Sendo os raciocínios do bispo Berkeley a base dos argumentos de todas as filosofias idealistas, vamos, pois, para resumir este capítulo, procurar esclarecer quais são, e o que tentam demonstrar-nos.
1. O espírito cria a matéria .
Esta, sabemo-lo, a resposta idealista à pergunta fundamental da filosofia; é a primeira forma do idealismo, que se reflete nas diferentes religiões, onde se afirma que o espírito criou o mundo.
Tal afirmação pode ter dois sentidos:
Ou Deus criou o mundo, e este existe, realmente à nossa volta. É o idealismo comum às teologias10.
Ou Deus criou a ilusão do mundo, dando-nos ideias que não correspondem a qualquer realidade material. É o «idealismo imaterialista» de Berkeley, que nos quer provar que o espírito é a única realidade, sendo a matéria um produto fabricado por este.
É por isso que os idealistas afirmam que:
2. O mundo não existe fora do nosso pensamento.
É o que Berkeley quer demonstrar-nos, afirmando que cometemos um erro, atribuindo às coisas propriedades e qualidades que lhes seriam próprias, quando estas existem apenas no nosso espírito.
Para os idealistas, os bancos e as mesas existem, na verdade, mas somente no nosso pensamento, e não em redor de nós, por que
3. São as nossas ideias que criam as coisas .

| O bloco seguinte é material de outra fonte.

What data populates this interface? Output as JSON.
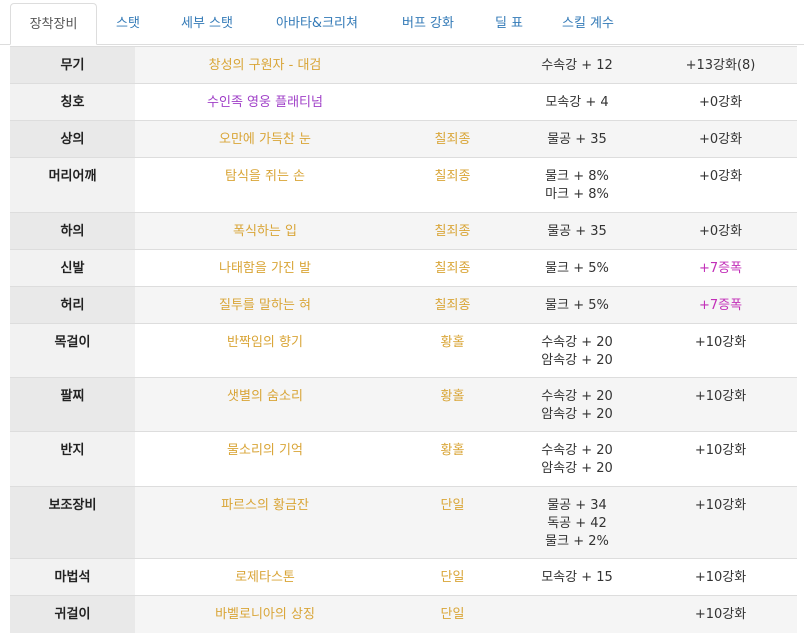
{
  "tabs": [
    {
      "label": "장착장비",
      "active": true
    },
    {
      "label": "스탯",
      "active": false
    },
    {
      "label": "세부 스탯",
      "active": false
    },
    {
      "label": "아바타&크리쳐",
      "active": false
    },
    {
      "label": "버프 강화",
      "active": false
    },
    {
      "label": "딜 표",
      "active": false
    },
    {
      "label": "스킬 계수",
      "active": false
    }
  ],
  "colors": {
    "item_gold": "#d9a537",
    "item_purple": "#a040c8",
    "upgrade_magenta": "#c22fb8",
    "tab_link": "#337ab7"
  },
  "equipment": [
    {
      "slot": "무기",
      "name": "창성의 구원자 - 대검",
      "name_color": "gold",
      "set": "",
      "stats": [
        "수속강 + 12"
      ],
      "upgrade": "+13강화(8)",
      "upgrade_color": "normal"
    },
    {
      "slot": "칭호",
      "name": "수인족 영웅 플래티넘",
      "name_color": "purple",
      "set": "",
      "stats": [
        "모속강 + 4"
      ],
      "upgrade": "+0강화",
      "upgrade_color": "normal"
    },
    {
      "slot": "상의",
      "name": "오만에 가득찬 눈",
      "name_color": "gold",
      "set": "칠죄종",
      "stats": [
        "물공 + 35"
      ],
      "upgrade": "+0강화",
      "upgrade_color": "normal"
    },
    {
      "slot": "머리어깨",
      "name": "탐식을 쥐는 손",
      "name_color": "gold",
      "set": "칠죄종",
      "stats": [
        "물크 + 8%",
        "마크 + 8%"
      ],
      "upgrade": "+0강화",
      "upgrade_color": "normal"
    },
    {
      "slot": "하의",
      "name": "폭식하는 입",
      "name_color": "gold",
      "set": "칠죄종",
      "stats": [
        "물공 + 35"
      ],
      "upgrade": "+0강화",
      "upgrade_color": "normal"
    },
    {
      "slot": "신발",
      "name": "나태함을 가진 발",
      "name_color": "gold",
      "set": "칠죄종",
      "stats": [
        "물크 + 5%"
      ],
      "upgrade": "+7증폭",
      "upgrade_color": "magenta"
    },
    {
      "slot": "허리",
      "name": "질투를 말하는 혀",
      "name_color": "gold",
      "set": "칠죄종",
      "stats": [
        "물크 + 5%"
      ],
      "upgrade": "+7증폭",
      "upgrade_color": "magenta"
    },
    {
      "slot": "목걸이",
      "name": "반짝임의 향기",
      "name_color": "gold",
      "set": "황홀",
      "stats": [
        "수속강 + 20",
        "암속강 + 20"
      ],
      "upgrade": "+10강화",
      "upgrade_color": "normal"
    },
    {
      "slot": "팔찌",
      "name": "샛별의 숨소리",
      "name_color": "gold",
      "set": "황홀",
      "stats": [
        "수속강 + 20",
        "암속강 + 20"
      ],
      "upgrade": "+10강화",
      "upgrade_color": "normal"
    },
    {
      "slot": "반지",
      "name": "물소리의 기억",
      "name_color": "gold",
      "set": "황홀",
      "stats": [
        "수속강 + 20",
        "암속강 + 20"
      ],
      "upgrade": "+10강화",
      "upgrade_color": "normal"
    },
    {
      "slot": "보조장비",
      "name": "파르스의 황금잔",
      "name_color": "gold",
      "set": "단일",
      "stats": [
        "물공 + 34",
        "독공 + 42",
        "물크 + 2%"
      ],
      "upgrade": "+10강화",
      "upgrade_color": "normal"
    },
    {
      "slot": "마법석",
      "name": "로제타스톤",
      "name_color": "gold",
      "set": "단일",
      "stats": [
        "모속강 + 15"
      ],
      "upgrade": "+10강화",
      "upgrade_color": "normal"
    },
    {
      "slot": "귀걸이",
      "name": "바벨로니아의 상징",
      "name_color": "gold",
      "set": "단일",
      "stats": [],
      "upgrade": "+10강화",
      "upgrade_color": "normal"
    }
  ]
}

Por outras palavras, as coisas são o reflexo do nosso pensamento. Com efeito, uma vez que é o espírito que cria a ilusão da matéria, uma vez que é aquele que dá ao nosso pensamento a ideia desta, uma vez que as sensações que experimentamos perante as coisas não provêm destas em si, mas, unicamente, do nosso pensamento, a origem da realidade do mundo e das coisas é o nosso pensamento, e, por consequência, tudo o que nos rodeia não existe fora do nosso espírito, e não pode ser senão o reflexo do nosso pensamento. Mas, como, para Berkeley, o nosso espírito seria incapaz de criar, só por si, estas ideias, e, por outro lado, não faz o que quer (como aconteceria se ele próprio as criasse), é preciso admitir que é um outro espírito mais poderoso o criador. É, pois, Deus que cria o nosso espírito e nos impõe todas as ideias do mundo que aí encontramos.
Eis as principais teses sobre as quais repousam as doutrinas idealistas e as repostas que dão à pergunta fundamental da filosofia. É altura de ver agora qual a resposta da filosofia materialista à mesma pergunta e aos problemas suscitados por estas teses.

(8 LÉNINE: «Materialismo e empirocriticismo», p. 18 Ed. Avante 1982)
(9 LÉNINE: «Materialismo e empirocriticismo» Ed. Avante 1982)

BERKELEY: “Diálogos de Hylas e Philonoüs”
LÉNINE: “Materialismo e empirocriticismo”, pp. 17 a 29
10 A teologia é a «ciência» (!) que se ocupa de Deus e das coisas divinas.